10/Jan/2025
O posicionamento conservador e protecionista de Donald Trump, presidente recém-eleito dos Estados Unidos e que tomará posse no dia 20 de janeiro, é notoriamente conhecido pelo mercado. Considerado por alguns imprevisível, é adorado por muitos e odiado por outros tantos. Trump, antes de assumir, vem norteando o mercado sobre a condução de seu segundo mandato ao enfatizar posicionamentos e antecipar ações. Se para alguns o segundo mandato dele seria mais flexível, menos conservador, este período de vacância entre eleição e posse vem definindo o cenário do futuro governo. Trump, que não tem as famosas "papas na língua", mostra-se comprometido ao extremo com a sua fala nacionalista de palanque. O recente posicionamento dos Estados Unidos em relação ao bloco Brics chacoalhou por alguns dias as estruturas do cenário comercial internacional e este artigo apresenta uma análise macro sobre as transações comerciais entre Brasil e Estados Unidos, com ênfase nos negócios entre os dois países e impactos para o agronegócio brasileiro.
O que é o Brics?
O Brics é um bloco econômico e político que busca a cooperação entre os países membros para promover o desenvolvimento conjunto em diversas áreas, como segurança, política e finanças. Recentemente, Irã, Arábia Saudita, Egito, Etiópia e Emirados Árabes Unidos aderiram ao bloco, junto a Brasil, Rússia, Índia, China e África do Sul, ampliando seu alcance e relevância. Este ano, já sob a presidência do Brasil, o bloco anunciou a entrada da Indonésia e outros países devem se juntar ao bloco.
O papel do dólar nas transações globais
O dólar é a moeda predominante nas transações comerciais e cambiais globais, participando de aproximadamente 90% das operações, conforme dados do Banco de Compensações Internacionais (BIS). Esse organismo funciona como uma instituição central para os bancos centrais de cerca de 60 países, garantindo estabilidade no sistema financeiro global.
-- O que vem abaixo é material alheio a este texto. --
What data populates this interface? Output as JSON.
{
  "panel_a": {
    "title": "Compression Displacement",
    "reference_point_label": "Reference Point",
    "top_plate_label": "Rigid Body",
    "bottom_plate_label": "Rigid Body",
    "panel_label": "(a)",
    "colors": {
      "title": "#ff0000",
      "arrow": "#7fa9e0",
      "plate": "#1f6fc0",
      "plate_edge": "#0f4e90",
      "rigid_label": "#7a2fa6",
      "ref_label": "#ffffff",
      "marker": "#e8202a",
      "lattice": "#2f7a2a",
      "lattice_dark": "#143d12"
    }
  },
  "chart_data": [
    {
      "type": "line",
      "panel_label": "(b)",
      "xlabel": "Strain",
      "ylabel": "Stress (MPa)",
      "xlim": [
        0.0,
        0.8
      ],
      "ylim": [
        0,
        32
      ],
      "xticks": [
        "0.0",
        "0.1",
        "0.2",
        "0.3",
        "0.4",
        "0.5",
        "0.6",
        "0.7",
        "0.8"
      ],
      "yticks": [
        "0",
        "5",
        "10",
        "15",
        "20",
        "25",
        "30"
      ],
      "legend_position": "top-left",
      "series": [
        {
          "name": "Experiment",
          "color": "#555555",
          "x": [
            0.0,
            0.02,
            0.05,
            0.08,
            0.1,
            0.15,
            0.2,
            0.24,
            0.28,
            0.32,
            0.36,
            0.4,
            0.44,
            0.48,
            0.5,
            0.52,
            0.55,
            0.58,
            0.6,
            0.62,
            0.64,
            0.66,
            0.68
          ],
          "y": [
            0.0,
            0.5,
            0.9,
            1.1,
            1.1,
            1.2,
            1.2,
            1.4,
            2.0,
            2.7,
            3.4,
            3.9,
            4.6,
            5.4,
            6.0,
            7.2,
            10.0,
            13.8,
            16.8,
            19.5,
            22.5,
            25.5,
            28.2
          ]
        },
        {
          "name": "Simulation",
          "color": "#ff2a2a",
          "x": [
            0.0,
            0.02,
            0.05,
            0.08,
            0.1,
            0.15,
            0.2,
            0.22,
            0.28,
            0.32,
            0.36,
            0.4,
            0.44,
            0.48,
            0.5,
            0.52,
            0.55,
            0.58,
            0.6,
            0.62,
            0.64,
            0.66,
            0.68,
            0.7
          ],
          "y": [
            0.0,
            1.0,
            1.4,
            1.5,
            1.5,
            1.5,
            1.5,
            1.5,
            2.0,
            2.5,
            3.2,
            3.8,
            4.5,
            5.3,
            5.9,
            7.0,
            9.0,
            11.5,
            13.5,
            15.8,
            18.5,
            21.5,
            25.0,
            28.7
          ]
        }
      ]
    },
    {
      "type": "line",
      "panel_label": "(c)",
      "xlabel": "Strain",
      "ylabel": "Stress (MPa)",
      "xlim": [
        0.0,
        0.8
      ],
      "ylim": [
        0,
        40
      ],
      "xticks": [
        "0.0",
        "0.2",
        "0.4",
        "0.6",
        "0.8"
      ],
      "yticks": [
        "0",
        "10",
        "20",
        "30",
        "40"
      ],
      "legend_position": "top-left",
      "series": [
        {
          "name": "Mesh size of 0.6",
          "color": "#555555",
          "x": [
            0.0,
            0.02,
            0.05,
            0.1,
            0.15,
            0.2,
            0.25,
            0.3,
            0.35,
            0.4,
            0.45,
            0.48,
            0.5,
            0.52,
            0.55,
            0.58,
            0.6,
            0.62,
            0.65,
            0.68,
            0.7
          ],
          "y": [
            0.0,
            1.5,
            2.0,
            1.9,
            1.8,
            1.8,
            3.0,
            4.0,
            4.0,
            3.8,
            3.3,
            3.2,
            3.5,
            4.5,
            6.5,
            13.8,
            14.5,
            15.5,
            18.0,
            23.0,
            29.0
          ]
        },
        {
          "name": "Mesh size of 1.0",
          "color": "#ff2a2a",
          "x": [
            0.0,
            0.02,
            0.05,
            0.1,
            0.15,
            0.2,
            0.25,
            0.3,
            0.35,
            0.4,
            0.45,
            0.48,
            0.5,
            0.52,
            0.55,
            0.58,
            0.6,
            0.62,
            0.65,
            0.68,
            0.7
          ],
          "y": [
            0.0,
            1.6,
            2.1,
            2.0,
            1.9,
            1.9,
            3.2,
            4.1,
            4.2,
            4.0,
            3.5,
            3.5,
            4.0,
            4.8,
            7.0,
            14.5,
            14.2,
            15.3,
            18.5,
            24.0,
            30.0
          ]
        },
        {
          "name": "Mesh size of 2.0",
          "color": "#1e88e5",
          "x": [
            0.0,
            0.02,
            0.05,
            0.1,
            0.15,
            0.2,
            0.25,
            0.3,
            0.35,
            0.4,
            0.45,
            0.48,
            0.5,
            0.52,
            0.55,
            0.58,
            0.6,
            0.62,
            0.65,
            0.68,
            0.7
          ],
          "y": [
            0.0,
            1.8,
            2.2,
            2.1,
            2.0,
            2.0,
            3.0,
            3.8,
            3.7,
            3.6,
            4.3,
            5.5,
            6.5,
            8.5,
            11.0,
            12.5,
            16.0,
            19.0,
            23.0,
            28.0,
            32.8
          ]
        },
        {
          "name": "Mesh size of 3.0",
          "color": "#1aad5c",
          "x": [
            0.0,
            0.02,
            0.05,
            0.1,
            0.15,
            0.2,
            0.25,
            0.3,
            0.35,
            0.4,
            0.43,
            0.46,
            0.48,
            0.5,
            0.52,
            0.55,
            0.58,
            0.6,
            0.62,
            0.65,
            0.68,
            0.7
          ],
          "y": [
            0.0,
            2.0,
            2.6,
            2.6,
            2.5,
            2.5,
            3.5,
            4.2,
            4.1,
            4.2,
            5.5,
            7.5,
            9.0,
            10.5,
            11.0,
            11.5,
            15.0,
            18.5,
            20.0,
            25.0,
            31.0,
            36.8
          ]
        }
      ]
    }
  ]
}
Declarações de Lula e a mudança de paradigma
Em abril de 2023, durante a posse de Dilma Rousseff na presidência do Novo Banco de Desenvolvimento (NDB), conhecido como banco do Brics, o presidente Lula questionou o monopólio do dólar nas transações internacionais: "Quem decidiu que era o dólar a moeda depois que desapareceu o ouro como paridade? Hoje um país precisa correr atrás de dólar para poder exportar, quando poderia exportar com sua própria moeda e os bancos centrais poderiam cuidar disso. Todo mundo depende de uma única moeda, e tem muita gente mal-acostumada." Recentemente, Lula reiterou a necessidade de alternativas ao dólar em reunião de cúpula do Brics. Esse posicionamento contrasta com o discurso protecionista de Donald Trump, que, em sua nova candidatura à presidência dos Estados Unidos, prometeu medidas para fortalecer o dólar, incluindo tarifas rigorosas contra países que busquem alternativas monetárias.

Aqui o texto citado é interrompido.